The ancestors in these biographical stories include Gardner Wait who was one of the sentinels at the Bennington Meeting House the night the British and Hessian prisoners attempted to escape; Henry Fillmore who was only in the service six weeks before he was wounded at the Battle of Monmouth; Cyrus Fillmore who was on General Sullivan's Expedition to stop the Indian attacks in the northern part of New York State; Doctor Eliphalet Downer who killed a British soldier immediately after the Battle of Concord; Henry Scott who was only a teenager when he hid in the fort during the Cherry Valley Massacre; Stephen Van Tassel who survived imprisonment at the Liberty Street Sugar House; Simeon Rowley who struggled to keep possession of his land after the rich and powerful John Van Rensselaer died; Colonel Simon T. Rowley who committed suicide after the war; Phebe Purdy Adsit Reynolds, widow of Samuel Adsit, who tried to deceive the Pension Department to obtain James Reynolds' pension benefits; John Kenyon who was caught in the terrible rush for the boats during the American retreat from the Battle of Rhode Island; Benjamin June who served under Colonel Rudolphus Ritzema at Harlem Heights when Ritzema deserted to the British; Shubael Newman, Silas June and Abner June who belonged to one of the last units that retreated from New York City with General Washington; Israel June and Isaac Briggs who saw action at the Battle of Assunpink Creek and the Battle of Princeton; and, finally, Reuben June who was a member of the Stamford Guards.

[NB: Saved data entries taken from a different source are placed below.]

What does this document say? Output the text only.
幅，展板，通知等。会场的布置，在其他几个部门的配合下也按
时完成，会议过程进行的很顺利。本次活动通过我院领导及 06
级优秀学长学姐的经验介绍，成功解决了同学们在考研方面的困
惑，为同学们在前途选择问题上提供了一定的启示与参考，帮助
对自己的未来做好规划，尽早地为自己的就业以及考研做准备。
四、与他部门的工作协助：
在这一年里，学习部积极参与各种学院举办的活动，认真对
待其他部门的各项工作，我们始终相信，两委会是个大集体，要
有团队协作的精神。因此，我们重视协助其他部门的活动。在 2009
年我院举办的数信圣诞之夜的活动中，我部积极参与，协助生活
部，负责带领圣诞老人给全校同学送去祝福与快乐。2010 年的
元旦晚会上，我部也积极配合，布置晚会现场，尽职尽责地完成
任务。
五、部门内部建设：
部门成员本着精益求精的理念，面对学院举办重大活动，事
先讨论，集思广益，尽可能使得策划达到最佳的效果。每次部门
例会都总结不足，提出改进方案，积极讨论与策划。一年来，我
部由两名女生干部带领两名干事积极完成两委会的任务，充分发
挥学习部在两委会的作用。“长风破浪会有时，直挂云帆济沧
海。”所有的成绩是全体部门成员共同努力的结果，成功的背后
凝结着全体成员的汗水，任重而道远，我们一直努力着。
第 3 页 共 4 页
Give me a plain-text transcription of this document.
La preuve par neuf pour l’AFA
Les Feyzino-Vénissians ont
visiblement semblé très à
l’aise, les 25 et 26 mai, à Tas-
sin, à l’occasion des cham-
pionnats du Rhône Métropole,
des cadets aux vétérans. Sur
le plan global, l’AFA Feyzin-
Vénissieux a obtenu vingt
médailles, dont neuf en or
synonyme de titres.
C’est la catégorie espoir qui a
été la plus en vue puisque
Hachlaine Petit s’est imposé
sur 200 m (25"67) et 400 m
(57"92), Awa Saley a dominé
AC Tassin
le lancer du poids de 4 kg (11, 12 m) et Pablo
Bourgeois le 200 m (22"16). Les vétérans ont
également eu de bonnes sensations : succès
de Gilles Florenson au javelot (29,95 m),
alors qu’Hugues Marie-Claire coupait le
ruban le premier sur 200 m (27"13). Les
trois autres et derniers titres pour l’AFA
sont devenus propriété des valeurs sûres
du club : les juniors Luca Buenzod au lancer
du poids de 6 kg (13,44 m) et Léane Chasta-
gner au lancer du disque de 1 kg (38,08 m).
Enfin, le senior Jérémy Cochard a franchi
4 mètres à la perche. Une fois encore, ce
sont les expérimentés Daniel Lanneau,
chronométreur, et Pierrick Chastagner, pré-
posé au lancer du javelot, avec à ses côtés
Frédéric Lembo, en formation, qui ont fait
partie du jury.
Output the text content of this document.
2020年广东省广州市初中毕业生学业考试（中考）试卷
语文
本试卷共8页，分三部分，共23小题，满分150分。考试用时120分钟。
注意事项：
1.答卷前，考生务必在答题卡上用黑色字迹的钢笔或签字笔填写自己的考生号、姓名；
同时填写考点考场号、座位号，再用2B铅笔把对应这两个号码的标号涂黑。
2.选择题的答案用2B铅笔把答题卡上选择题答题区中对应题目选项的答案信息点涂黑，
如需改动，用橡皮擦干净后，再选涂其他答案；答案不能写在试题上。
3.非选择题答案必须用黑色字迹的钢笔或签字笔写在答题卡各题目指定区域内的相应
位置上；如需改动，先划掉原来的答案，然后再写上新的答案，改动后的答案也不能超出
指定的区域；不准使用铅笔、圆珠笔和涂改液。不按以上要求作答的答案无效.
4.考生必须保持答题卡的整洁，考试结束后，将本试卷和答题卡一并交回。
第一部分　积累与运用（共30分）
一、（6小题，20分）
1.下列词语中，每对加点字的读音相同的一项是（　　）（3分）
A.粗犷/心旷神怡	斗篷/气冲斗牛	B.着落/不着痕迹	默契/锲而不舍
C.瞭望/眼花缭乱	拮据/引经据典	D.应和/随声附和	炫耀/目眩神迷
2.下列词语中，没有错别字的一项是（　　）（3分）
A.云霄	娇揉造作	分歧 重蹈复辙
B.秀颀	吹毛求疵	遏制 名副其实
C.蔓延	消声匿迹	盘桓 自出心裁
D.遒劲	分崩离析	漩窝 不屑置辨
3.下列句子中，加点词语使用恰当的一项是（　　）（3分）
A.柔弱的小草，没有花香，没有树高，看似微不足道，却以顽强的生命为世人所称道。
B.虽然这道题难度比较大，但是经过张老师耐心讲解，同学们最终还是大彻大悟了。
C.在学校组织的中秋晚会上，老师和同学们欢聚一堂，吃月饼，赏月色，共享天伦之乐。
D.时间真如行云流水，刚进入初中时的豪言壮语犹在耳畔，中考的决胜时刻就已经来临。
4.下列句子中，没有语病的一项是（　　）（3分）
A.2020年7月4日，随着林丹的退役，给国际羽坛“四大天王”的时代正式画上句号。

The soldiers all fought for America; however, when they were old and destitute they found they also had to struggle with the War Department to obtain their war pensions. James L. Edwards who was in charge of the Pension Office of the War Department required that the soldiers prove their service time even though many of them had not received official discharge papers. Some of the soldiers' battles with the War Department lasted for over a decade, but the soldiers did not give up during this their latest fight.